In honor of her sacrifice, her body had been placed in the garden behind the House, to be given to the sun when it finally breached the sky. As for Cadogan itself, the marauders had worked to bring down the House around us. While the sturdy stone construction had thwarted the worst of the damage, the furnishings and woodwork on the first and second floors had been damaged, some of the rooms rendered uninhabitable. Helen and Malik had been working the phones, making arrangements with Grey, Navarre, and the other Cadogan vamps in Chicago to find temporary homes for vamps whose rooms had been torched or were too wet and smoky to stay in. My room, in a back corridor of the second floor, had fortunately been spared. As Ombudsman, my grandfather had jurisdiction over the city’s response to the chaos. He helped sort out the good shifters from the bad, explaining the politics to any CPD cop he could corral long enough. He managed to keep them from arresting every shifter and vampire in sight; given the destruction and chaos, I called that a victory.
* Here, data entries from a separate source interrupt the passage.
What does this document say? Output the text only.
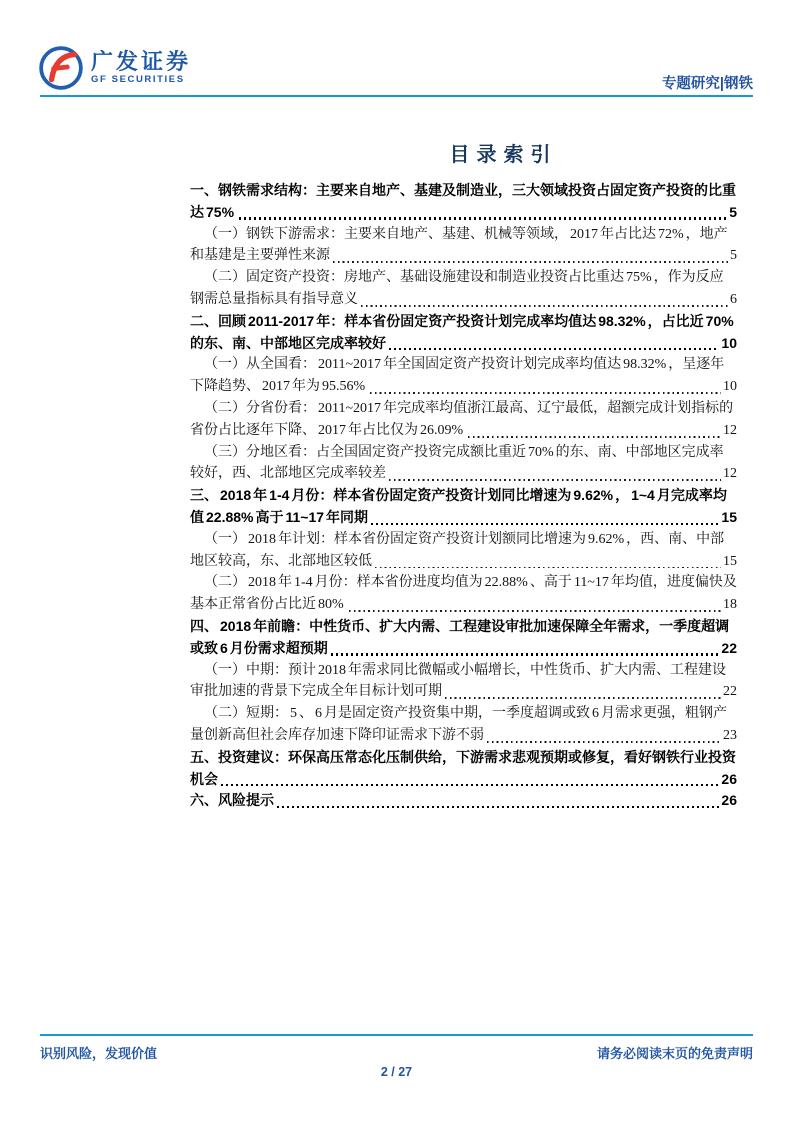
广发证券
GF SECURITIES	专题研究|钢铁
目录索引
一 、 钢 铁 需 求 结 构 ： 主 要 来 自 地 产 、 基 建 及 制 造 业 ， 三 大 领 域 投 资 占 固 定 资 产 投 资 的 比 重
达 75%	5
（ 一 ） 钢 铁 下 游 需 求 ： 主 要 来 自 地 产 、 基 建 、 机 械 等 领 域 ， 2017 年 占 比 达 72% ， 地 产
和 基 建 是 主 要 弹 性 来 源	5
（ 二 ） 固 定 资 产 投 资 ： 房 地 产 、 基 础 设 施 建 设 和 制 造 业 投 资 占 比 重 达 75% ， 作 为 反 应
钢 需 总 量 指 标 具 有 指 导 意 义	6
二 、 回 顾 2011-2017 年 ： 样 本 省 份 固 定 资 产 投 资 计 划 完 成 率 均 值 达 98.32% ， 占 比 近 70%
的 东 、 南 、 中 部 地 区 完 成 率 较 好	10
（ 一 ） 从 全 国 看 ： 2011~2017 年 全 国 固 定 资 产 投 资 计 划 完 成 率 均 值 达 98.32% ， 呈 逐 年
下 降 趋 势 、 2017 年 为 95.56%	10
（ 二 ） 分 省 份 看 ： 2011~2017 年 完 成 率 均 值 浙 江 最 高 、 辽 宁 最 低 ， 超 额 完 成 计 划 指 标 的
省 份 占 比 逐 年 下 降 、 2017 年 占 比 仅 为 26.09%	12
（ 三 ） 分 地 区 看 ： 占 全 国 固 定 资 产 投 资 完 成 额 比 重 近 70% 的 东 、 南 、 中 部 地 区 完 成 率
较 好 ， 西 、 北 部 地 区 完 成 率 较 差	12
三 、 2018 年 1-4 月 份 ： 样 本 省 份 固 定 资 产 投 资 计 划 同 比 增 速 为 9.62% ， 1~4 月 完 成 率 均
值 22.88% 高 于 11~17 年 同 期	15
（ 一 ） 2018 年 计 划 ： 样 本 省 份 固 定 资 产 投 资 计 划 额 同 比 增 速 为 9.62% ， 西 、 南 、 中 部
地 区 较 高 ， 东 、 北 部 地 区 较 低	15
（ 二 ） 2018 年 1-4 月 份 ： 样 本 省 份 进 度 均 值 为 22.88% 、 高 于 11~17 年 均 值 ， 进 度 偏 快 及
基 本 正 常 省 份 占 比 近 80%	18
四 、 2018 年 前 瞻 ： 中 性 货 币 、 扩 大 内 需 、 工 程 建 设 审 批 加 速 保 障 全 年 需 求 ， 一 季 度 超 调
或 致 6 月 份 需 求 超 预 期	22
（ 一 ） 中 期 ： 预 计 2018 年 需 求 同 比 微 幅 或 小 幅 增 长 ， 中 性 货 币 、 扩 大 内 需 、 工 程 建 设
审 批 加 速 的 背 景 下 完 成 全 年 目 标 计 划 可 期	22
（ 二 ） 短 期 ： 5 、 6 月 是 固 定 资 产 投 资 集 中 期 ， 一 季 度 超 调 或 致 6 月 需 求 更 强 ， 粗 钢 产
量 创 新 高 但 社 会 库 存 加 速 下 降 印 证 需 求 下 游 不 弱	23
五 、 投 资 建 议 ： 环 保 高 压 常 态 化 压 制 供 给 ， 下 游 需 求 悲 观 预 期 或 修 复 ， 看 好 钢 铁 行 业 投 资
机 会	26
六 、 风 险 提 示	26
识别风险，发现价值	请务必阅读末页的免责声明
2 / 27
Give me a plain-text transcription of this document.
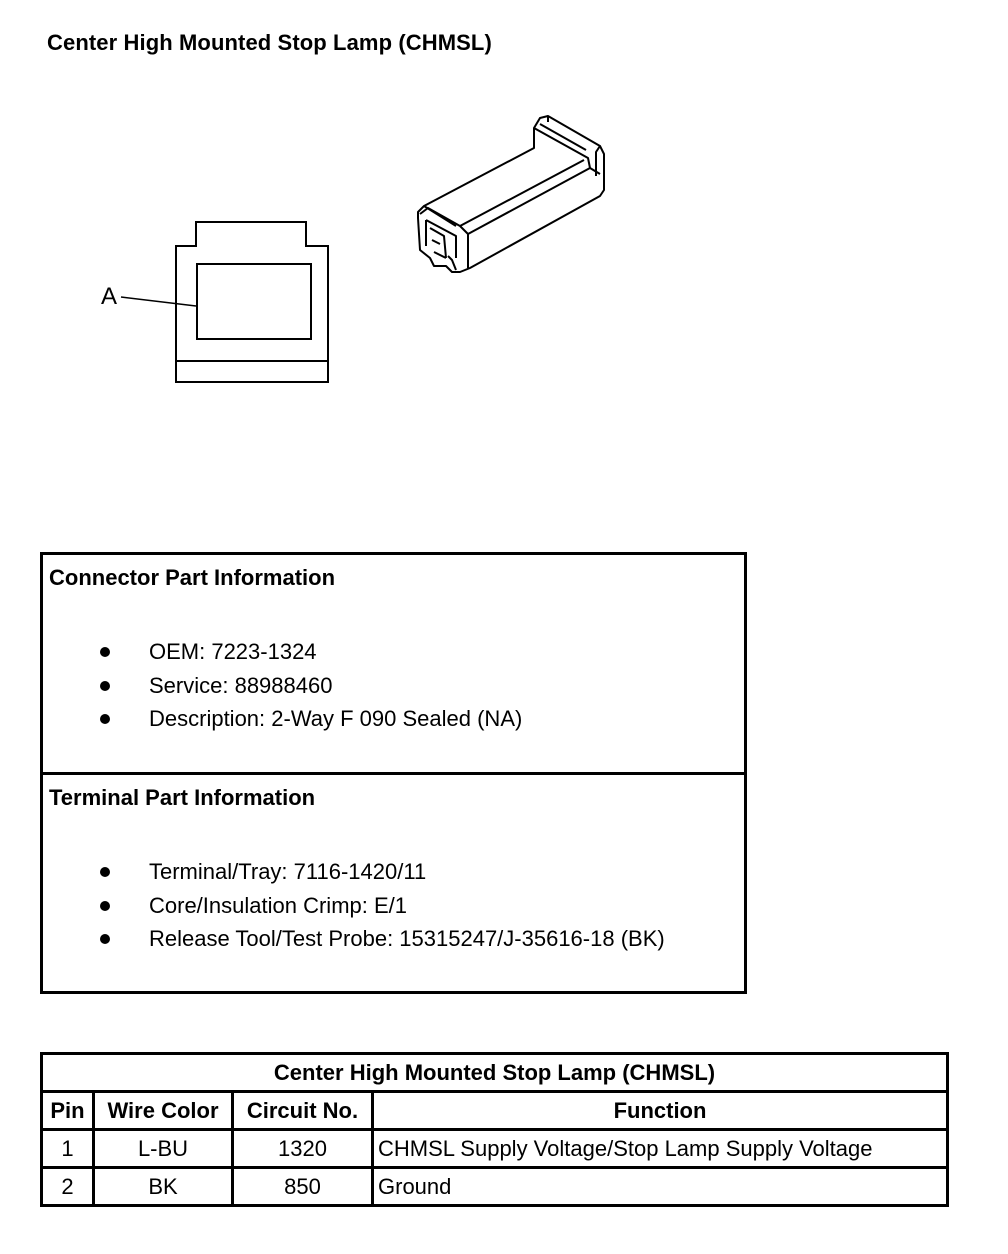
Center High Mounted Stop Lamp (CHMSL)
A
Connector Part Information
OEM: 7223-1324
Service: 88988460
Description: 2-Way F 090 Sealed (NA)
Terminal Part Information
Terminal/Tray: 7116-1420/11
Core/Insulation Crimp: E/1
Release Tool/Test Probe: 15315247/J-35616-18 (BK)
Center High Mounted Stop Lamp (CHMSL)			
Pin	Wire Color	Circuit No.	Function
1	L-BU	1320	CHMSL Supply Voltage/Stop Lamp Supply Voltage
2	BK	850	Ground
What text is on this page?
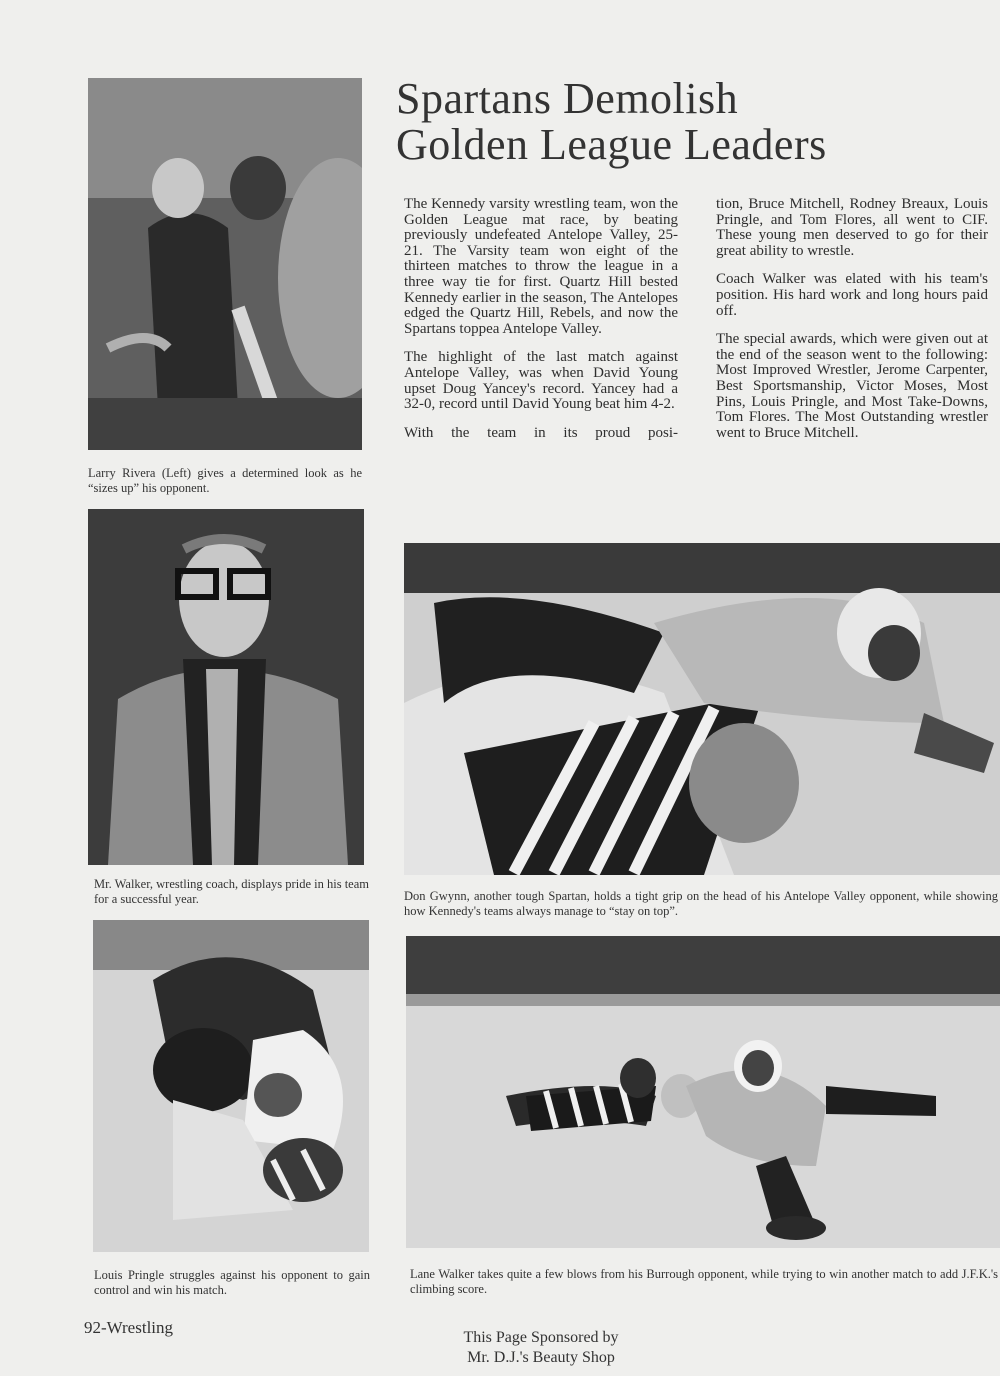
Larry Rivera (Left) gives a determined look as he “sizes up” his opponent.
Spartans Demolish
Golden League Leaders

The Kennedy varsity wrestling team, won the Golden League mat race, by beating previously undefeated Antelope Valley, 25-21. The Varsity team won eight of the thirteen matches to throw the league in a three way tie for first. Quartz Hill bested Kennedy earlier in the season, The Antelopes edged the Quartz Hill, Rebels, and now the Spartans toppea Antelope Valley.

The highlight of the last match against Antelope Valley, was when David Young upset Doug Yancey's record. Yancey had a 32-0, record until David Young beat him 4-2.

With the team in its proud posi-

tion, Bruce Mitchell, Rodney Breaux, Louis Pringle, and Tom Flores, all went to CIF. These young men deserved to go for their great ability to wrestle.

Coach Walker was elated with his team's position. His hard work and long hours paid off.

The special awards, which were given out at the end of the season went to the following: Most Improved Wrestler, Jerome Carpenter, Best Sportsmanship, Victor Moses, Most Pins, Louis Pringle, and Most Take-Downs, Tom Flores. The Most Outstanding wrestler went to Bruce Mitchell.

Mr. Walker, wrestling coach, displays pride in his team for a successful year.	Don Gwynn, another tough Spartan, holds a tight grip on the head of his Antelope Valley opponent, while showing how Kennedy's teams always manage to “stay on top”.
Louis Pringle struggles against his opponent to gain control and win his match.
Lane Walker takes quite a few blows from his Burrough opponent, while trying to win another match to add J.F.K.'s climbing score.
92-Wrestling
This Page Sponsored by
Mr. D.J.'s Beauty Shop
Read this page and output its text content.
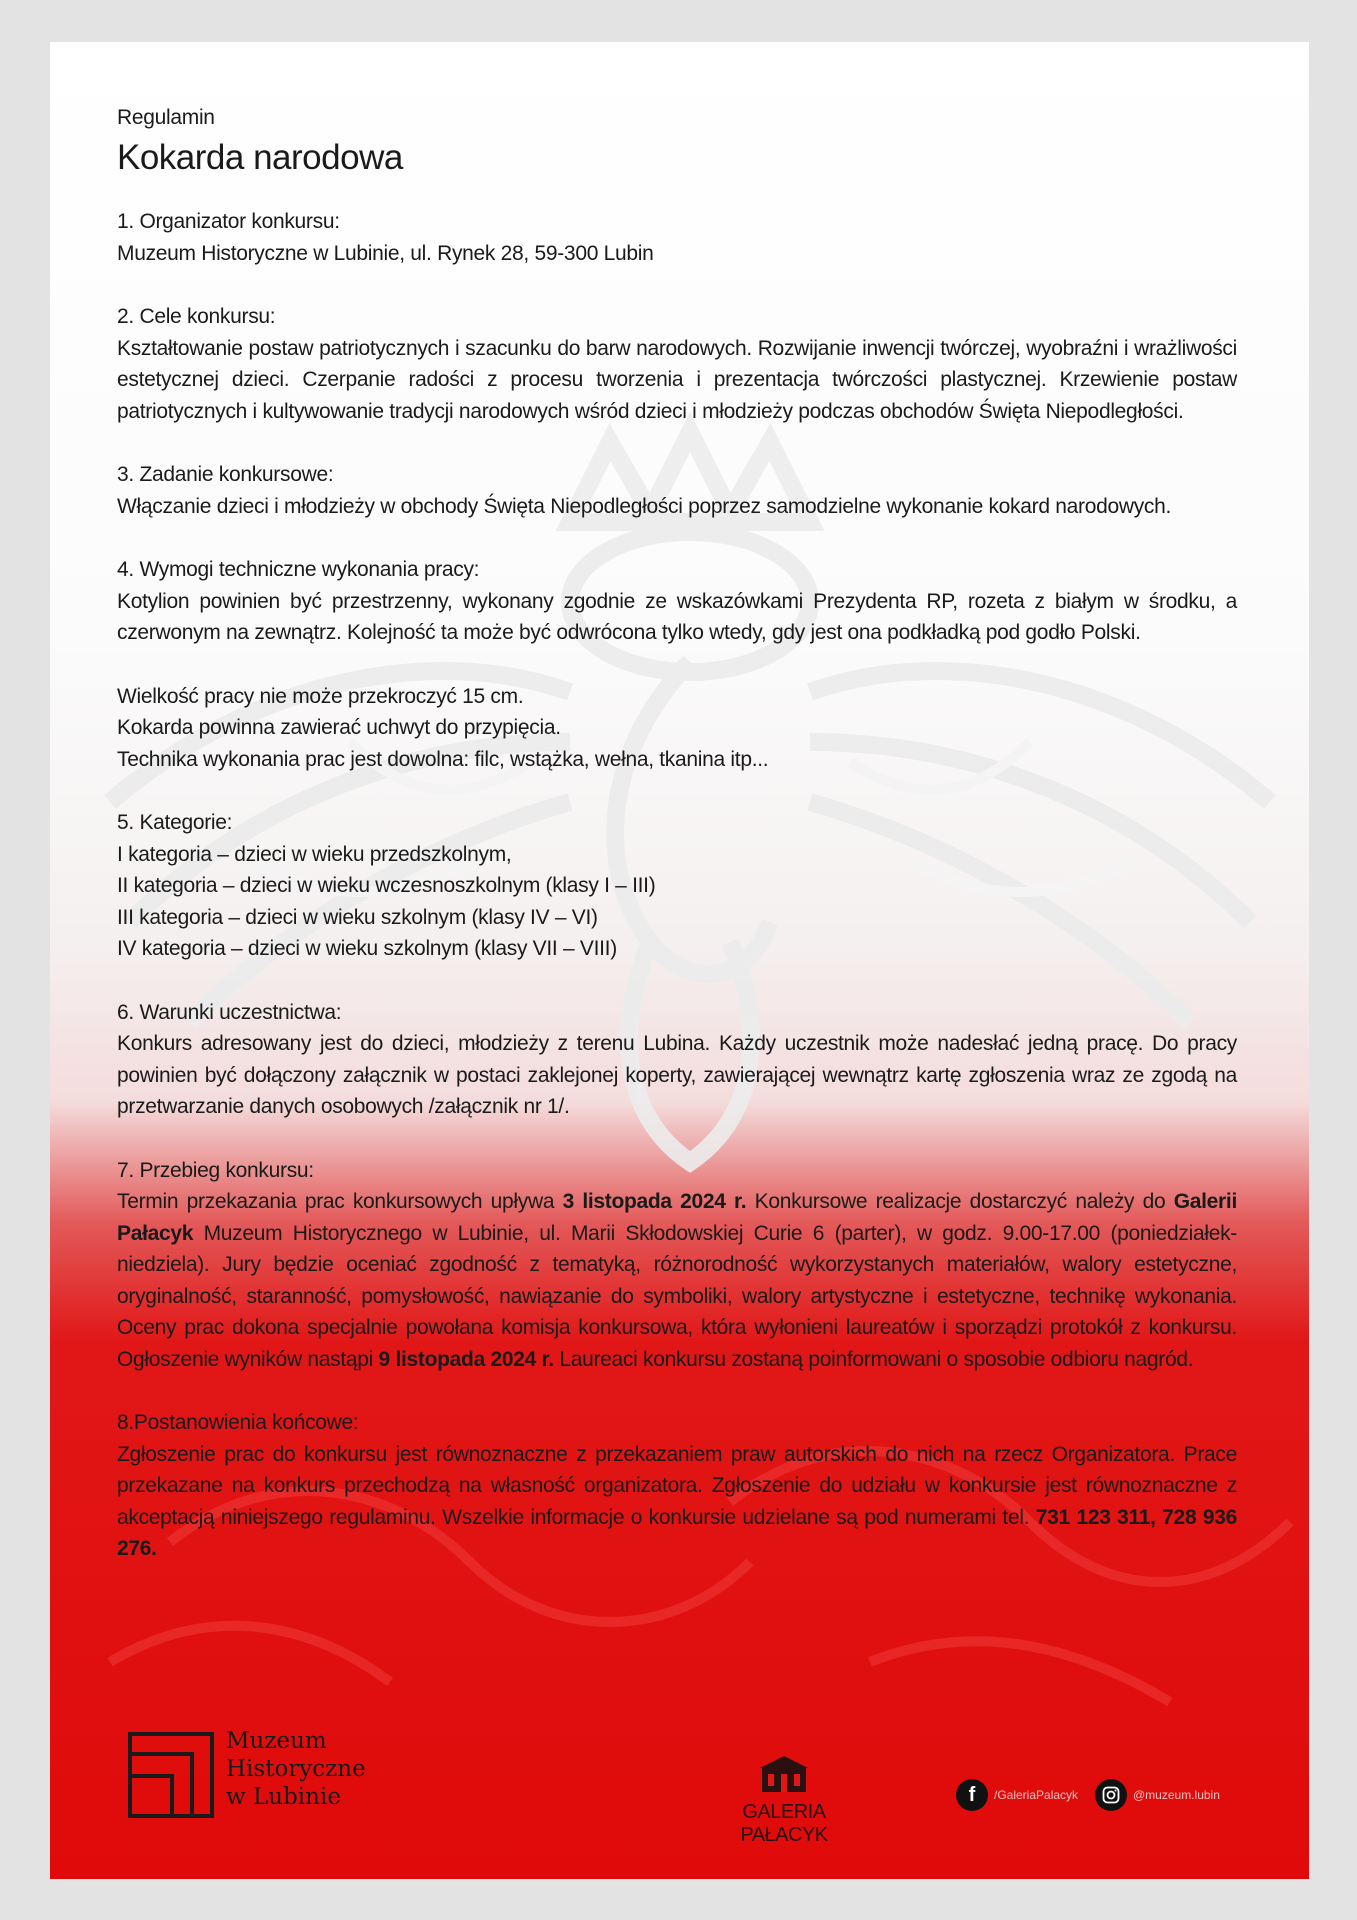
Regulamin

Kokarda narodowa

1. Organizator konkursu:

Muzeum Historyczne w Lubinie, ul. Rynek 28, 59-300 Lubin

2. Cele konkursu:

Kształtowanie postaw patriotycznych i szacunku do barw narodowych. Rozwijanie inwencji twórczej, wyobraźni i wrażliwości estetycznej dzieci. Czerpanie radości z procesu tworzenia i prezentacja twórczości plastycznej. Krzewienie postaw patriotycznych i kultywowanie tradycji narodowych wśród dzieci i młodzieży podczas obchodów Święta Niepodległości.

3. Zadanie konkursowe:

Włączanie dzieci i młodzieży w obchody Święta Niepodległości poprzez samodzielne wykonanie kokard narodowych.

4. Wymogi techniczne wykonania pracy:

Kotylion powinien być przestrzenny, wykonany zgodnie ze wskazówkami Prezydenta RP, rozeta z białym w środku, a czerwonym na zewnątrz. Kolejność ta może być odwrócona tylko wtedy, gdy jest ona podkładką pod godło Polski.

Wielkość pracy nie może przekroczyć 15 cm.

Kokarda powinna zawierać uchwyt do przypięcia.

Technika wykonania prac jest dowolna: filc, wstążka, wełna, tkanina itp...

5. Kategorie:

I kategoria – dzieci w wieku przedszkolnym,

II kategoria – dzieci w wieku wczesnoszkolnym (klasy I – III)

III kategoria – dzieci w wieku szkolnym (klasy IV – VI)

IV kategoria – dzieci w wieku szkolnym (klasy VII – VIII)

6. Warunki uczestnictwa:

Konkurs adresowany jest do dzieci, młodzieży z terenu Lubina. Każdy uczestnik może nadesłać jedną pracę. Do pracy powinien być dołączony załącznik w postaci zaklejonej koperty, zawierającej wewnątrz kartę zgłoszenia wraz ze zgodą na przetwarzanie danych osobowych /załącznik nr 1/.

7. Przebieg konkursu:

Termin przekazania prac konkursowych upływa 3 listopada 2024 r. Konkursowe realizacje dostarczyć należy do Galerii Pałacyk Muzeum Historycznego w Lubinie, ul. Marii Skłodowskiej Curie 6 (parter), w godz. 9.00-17.00 (poniedziałek-niedziela). Jury będzie oceniać zgodność z tematyką, różnorodność wykorzystanych materiałów, walory estetyczne, oryginalność, staranność, pomysłowość, nawiązanie do symboliki, walory artystyczne i estetyczne, technikę wykonania. Oceny prac dokona specjalnie powołana komisja konkursowa, która wyłonieni laureatów i sporządzi protokół z konkursu. Ogłoszenie wyników nastąpi 9 listopada 2024 r. Laureaci konkursu zostaną poinformowani o sposobie odbioru nagród.

8.Postanowienia końcowe:

Zgłoszenie prac do konkursu jest równoznaczne z przekazaniem praw autorskich do nich na rzecz Organizatora. Prace przekazane na konkurs przechodzą na własność organizatora. Zgłoszenie do udziału w konkursie jest równoznaczne z akceptacją niniejszego regulaminu. Wszelkie informacje o konkursie udzielane są pod numerami tel. 731 123 311, 728 936 276.

Muzeum
Historyczne
w Lubinie
GALERIA PAŁACYK
f /GaleriaPalacyk	@muzeum.lubin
Unfortunately, he hadn’t been able to keep the paparazzi from snapping pictures. They didn’t venture into Cadogan House, but they hadn’t needed to – one of Adam’s shifters had been so grievously wounded in human form that he’d shifted in the middle of the front lawn to heal himself. I might have been the first vampire to witness the shifting of a Pack member, but I hadn’t been the last . . . and the paparazzi wouldn’t be the last, either. They’d reportedly snapped pictures of the biker turned coyote – and the biker turning into a coyote. Having seen the transformation myself, I doubted the final photographs would show much more than lights and colors.

Regardless, it was obvious to the reporters that something supernatural had happened, something they hadn’t seen before, and that set off a journalistic feeding frenzy. That’s why my grandfather, at Gabriel’s request, had cordoned the reporters into an area in front of the House. He stood behind a make-shift podium, Gabriel at his side, a bevy of uniformed cops surrounding them.

Waiting.

Gabriel raised his hands, and the crowd of reporters quieted just as the shifters had the night before.

"I have something to say," he announced, then used the back of his hand to push a trail of blood from his eyes. He paused, the weight of the looming confession in his eyes. I knew what he was going to say, but I also knew what it would cost him – emotionally and politically.

"You’ll soon see pictures that tell quite a tale. That prove that vampires are not the only supernatural beings in the world. We are shape-shifters," he said,

"beings who can take animal or human form."

Ethan stood beside me, and at the mention of the magic word, slid his fingers into mine. I squeezed back. The area erupted into a cacophony of camera flashes and questions. Gabriel ignored them, holding up a hand again so that he could continue speaking.